Why Obama should pick Yellen to lead the Fed: Yellen was one of the first Fed officials to see the problems developing in the US housing market. In late 2005, for example, when she was president of the San Francisco Fed, she explained her concerns about the housing market. “If house prices fell,” she warned, “the negative impact on household wealth could lead to a pullback in consumer spending. Certainly, analyses do indicate that house prices are abnormally high – that there is a ‘bubble’ element.”… Yellen was also one of the people who saw most clearly the magnitude of the problems facing the economy as Prof Rajan’s predicted financial disaster began to unfold. Her speech to the National Association for Business Economics in 2007, when reread today, strikes the reader as amazingly prescient. Many Fed officials at the time felt that, since the subprime mortgages represented only 10 to 15 per cent of all mortgages, problems with these loans would not be enough to cause major economic damage. But Ms Yellen noted that the complex system of derivative instruments linked to subprime mortgages, such as collateralised debt obligations and credit default swaps, could lead to great uncertainty among lenders about the vulnerability of particular borrowers and a devastating withdrawal of credit. Yellen further emphasised that the mathematical models companies had used to evaluate the risks of those instruments took insufficient account of the consequences of a significant downturn in house prices. Again, her assessment proved to be right on the mark.

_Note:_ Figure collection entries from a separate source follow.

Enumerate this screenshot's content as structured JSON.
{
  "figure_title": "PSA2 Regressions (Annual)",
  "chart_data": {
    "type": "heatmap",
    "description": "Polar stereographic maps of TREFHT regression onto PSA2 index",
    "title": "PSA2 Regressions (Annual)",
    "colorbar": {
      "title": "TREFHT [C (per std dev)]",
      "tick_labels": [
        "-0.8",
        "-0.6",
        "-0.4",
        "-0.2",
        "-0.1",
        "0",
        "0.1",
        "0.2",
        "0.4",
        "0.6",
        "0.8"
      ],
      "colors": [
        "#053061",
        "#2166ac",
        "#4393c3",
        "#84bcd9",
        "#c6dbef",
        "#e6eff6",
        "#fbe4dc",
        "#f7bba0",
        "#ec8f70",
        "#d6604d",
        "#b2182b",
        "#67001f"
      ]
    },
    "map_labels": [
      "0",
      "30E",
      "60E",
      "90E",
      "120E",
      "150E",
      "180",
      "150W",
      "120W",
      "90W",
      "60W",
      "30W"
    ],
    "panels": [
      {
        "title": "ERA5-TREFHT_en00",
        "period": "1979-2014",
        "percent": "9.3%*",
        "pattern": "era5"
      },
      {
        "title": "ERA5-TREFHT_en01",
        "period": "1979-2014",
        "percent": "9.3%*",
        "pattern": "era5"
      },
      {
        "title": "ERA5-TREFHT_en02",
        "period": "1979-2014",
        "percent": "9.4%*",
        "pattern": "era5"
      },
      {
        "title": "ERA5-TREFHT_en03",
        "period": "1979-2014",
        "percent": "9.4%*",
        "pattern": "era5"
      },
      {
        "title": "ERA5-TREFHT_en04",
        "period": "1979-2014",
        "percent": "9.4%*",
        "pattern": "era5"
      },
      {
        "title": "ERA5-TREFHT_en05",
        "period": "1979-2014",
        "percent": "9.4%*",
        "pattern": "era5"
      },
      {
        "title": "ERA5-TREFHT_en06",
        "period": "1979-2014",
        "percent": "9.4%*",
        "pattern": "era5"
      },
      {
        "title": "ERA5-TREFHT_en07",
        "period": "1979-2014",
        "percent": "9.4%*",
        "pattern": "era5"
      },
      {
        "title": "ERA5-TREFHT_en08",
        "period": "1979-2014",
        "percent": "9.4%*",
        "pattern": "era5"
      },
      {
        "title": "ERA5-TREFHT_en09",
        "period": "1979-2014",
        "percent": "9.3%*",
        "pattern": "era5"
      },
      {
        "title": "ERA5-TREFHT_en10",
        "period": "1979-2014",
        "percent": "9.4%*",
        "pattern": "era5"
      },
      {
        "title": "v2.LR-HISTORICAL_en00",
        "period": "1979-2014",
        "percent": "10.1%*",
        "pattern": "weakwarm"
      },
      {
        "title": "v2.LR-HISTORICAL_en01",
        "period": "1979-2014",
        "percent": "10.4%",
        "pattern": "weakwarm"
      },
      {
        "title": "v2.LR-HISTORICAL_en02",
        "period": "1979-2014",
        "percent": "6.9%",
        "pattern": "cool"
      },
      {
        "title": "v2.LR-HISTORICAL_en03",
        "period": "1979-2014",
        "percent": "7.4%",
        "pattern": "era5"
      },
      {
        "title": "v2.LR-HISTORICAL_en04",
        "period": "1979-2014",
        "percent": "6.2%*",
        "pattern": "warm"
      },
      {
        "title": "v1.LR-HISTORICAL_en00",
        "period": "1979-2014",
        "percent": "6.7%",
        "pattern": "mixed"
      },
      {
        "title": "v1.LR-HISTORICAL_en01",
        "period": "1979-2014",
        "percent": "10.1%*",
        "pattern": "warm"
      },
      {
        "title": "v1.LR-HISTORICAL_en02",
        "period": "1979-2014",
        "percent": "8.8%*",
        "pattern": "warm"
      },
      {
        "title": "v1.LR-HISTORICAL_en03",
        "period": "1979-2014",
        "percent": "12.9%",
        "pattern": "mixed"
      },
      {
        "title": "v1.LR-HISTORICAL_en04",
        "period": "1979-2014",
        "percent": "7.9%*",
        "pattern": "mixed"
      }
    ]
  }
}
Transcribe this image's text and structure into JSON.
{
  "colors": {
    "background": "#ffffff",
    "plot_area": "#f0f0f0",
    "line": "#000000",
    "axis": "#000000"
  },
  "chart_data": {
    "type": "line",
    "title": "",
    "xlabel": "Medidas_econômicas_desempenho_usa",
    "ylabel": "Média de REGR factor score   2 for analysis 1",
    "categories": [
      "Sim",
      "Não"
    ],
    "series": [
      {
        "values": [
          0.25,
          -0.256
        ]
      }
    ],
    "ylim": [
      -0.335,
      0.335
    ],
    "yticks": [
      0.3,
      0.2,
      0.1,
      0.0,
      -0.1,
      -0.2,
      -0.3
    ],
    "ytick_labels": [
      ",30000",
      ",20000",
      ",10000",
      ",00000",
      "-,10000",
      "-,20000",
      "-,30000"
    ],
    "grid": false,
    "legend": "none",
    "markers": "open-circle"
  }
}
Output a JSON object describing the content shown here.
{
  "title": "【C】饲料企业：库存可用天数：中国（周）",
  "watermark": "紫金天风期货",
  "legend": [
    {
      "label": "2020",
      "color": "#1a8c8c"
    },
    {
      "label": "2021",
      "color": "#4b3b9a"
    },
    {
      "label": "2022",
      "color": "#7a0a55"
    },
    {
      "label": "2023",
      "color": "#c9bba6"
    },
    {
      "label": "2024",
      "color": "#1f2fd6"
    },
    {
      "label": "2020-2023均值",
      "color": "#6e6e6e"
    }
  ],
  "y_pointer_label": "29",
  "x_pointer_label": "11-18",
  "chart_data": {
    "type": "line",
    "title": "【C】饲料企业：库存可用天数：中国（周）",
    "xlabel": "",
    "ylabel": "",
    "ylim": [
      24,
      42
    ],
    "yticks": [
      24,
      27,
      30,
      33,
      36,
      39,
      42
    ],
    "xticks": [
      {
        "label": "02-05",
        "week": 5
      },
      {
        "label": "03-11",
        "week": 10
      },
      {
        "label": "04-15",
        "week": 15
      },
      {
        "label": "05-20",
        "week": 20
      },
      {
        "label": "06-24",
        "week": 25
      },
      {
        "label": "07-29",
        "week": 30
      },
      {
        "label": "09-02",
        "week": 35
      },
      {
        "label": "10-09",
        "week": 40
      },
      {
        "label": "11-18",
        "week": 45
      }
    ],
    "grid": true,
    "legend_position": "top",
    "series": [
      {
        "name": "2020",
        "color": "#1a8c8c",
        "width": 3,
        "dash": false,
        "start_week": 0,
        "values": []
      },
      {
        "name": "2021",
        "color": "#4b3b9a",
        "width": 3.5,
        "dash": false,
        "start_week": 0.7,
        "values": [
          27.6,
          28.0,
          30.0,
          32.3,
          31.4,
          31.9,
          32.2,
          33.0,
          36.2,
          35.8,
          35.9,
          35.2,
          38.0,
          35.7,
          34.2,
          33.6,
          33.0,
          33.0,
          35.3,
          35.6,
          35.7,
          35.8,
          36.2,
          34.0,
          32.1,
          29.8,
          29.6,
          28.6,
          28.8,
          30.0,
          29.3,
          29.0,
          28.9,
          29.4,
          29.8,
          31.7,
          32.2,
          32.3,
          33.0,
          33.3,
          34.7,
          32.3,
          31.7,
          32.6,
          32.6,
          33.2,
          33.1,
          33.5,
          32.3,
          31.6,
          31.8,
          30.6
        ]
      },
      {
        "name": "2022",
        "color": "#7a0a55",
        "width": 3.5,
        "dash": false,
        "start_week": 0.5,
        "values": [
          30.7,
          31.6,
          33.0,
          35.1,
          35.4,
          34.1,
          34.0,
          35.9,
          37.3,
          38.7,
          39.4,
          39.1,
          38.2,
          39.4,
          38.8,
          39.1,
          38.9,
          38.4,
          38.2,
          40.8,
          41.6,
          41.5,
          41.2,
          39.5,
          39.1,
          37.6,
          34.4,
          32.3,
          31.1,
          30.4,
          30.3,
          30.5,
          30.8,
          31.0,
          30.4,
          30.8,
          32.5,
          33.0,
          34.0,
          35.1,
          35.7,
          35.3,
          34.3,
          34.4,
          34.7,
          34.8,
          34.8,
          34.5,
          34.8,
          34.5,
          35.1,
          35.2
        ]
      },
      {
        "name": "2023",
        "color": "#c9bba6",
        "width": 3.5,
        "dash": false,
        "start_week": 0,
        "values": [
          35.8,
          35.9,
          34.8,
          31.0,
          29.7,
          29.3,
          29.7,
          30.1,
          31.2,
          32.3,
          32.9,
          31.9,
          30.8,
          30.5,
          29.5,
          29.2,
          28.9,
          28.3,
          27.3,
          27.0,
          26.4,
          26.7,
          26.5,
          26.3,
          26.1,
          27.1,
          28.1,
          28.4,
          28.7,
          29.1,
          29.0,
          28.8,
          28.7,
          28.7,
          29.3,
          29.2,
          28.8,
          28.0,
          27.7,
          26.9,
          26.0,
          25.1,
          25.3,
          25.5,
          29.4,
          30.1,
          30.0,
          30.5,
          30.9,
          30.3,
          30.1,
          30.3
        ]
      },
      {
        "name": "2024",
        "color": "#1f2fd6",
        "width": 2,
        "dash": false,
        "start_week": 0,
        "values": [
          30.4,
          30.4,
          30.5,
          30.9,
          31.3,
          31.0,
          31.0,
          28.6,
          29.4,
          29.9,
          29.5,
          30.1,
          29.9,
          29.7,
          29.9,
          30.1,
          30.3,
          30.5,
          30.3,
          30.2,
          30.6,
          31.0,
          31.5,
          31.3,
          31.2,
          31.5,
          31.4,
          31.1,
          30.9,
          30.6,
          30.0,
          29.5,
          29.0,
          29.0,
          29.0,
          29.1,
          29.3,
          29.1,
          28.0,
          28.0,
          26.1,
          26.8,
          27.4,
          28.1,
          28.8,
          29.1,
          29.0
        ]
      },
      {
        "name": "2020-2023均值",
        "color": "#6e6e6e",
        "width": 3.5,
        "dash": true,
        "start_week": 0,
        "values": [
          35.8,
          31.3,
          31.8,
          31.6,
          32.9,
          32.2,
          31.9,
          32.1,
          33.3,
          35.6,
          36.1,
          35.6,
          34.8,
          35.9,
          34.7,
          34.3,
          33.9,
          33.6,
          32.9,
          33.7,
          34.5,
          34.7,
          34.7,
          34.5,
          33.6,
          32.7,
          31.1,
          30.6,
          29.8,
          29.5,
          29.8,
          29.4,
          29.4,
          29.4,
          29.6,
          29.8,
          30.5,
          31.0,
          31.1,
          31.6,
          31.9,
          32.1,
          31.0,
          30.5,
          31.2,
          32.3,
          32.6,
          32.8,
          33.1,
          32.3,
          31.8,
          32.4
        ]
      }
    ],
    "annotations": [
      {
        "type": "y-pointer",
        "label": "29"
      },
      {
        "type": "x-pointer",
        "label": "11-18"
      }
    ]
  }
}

Yellen has also been a leader among Fed officials in recognising that the economic recovery that began in 2009 would be disappointingly slow and continue to need assistance from the Fed. Its programme of quantitative easing, of which Ms Yellen has been a key supporter, is not without some controversy. There were many analysts who predicted that these policies would produce runaway inflation. But the inflation rate in the past four years has been the lowest since 1966. So far, at least, the critics have been proved wrong – and Ms Yellen right….

She has a very impressive intellect but does not feel a need to show it off. Instead, she has an amazing knack for always asking the right questions. If someone disagrees with her, her first instinct is to try to understand why they have reached a conclusion different from her own. For this reason, Ms Yellen is one of the people I would most trust to find out what the key problems are and what needs to be done in any new situation. But her intellectual openness should not be construed as a lack of toughness. Precisely because she has a gift for analysing the situation very clearly, she is also very committed to following through on what she perceives to be the appropriate policy.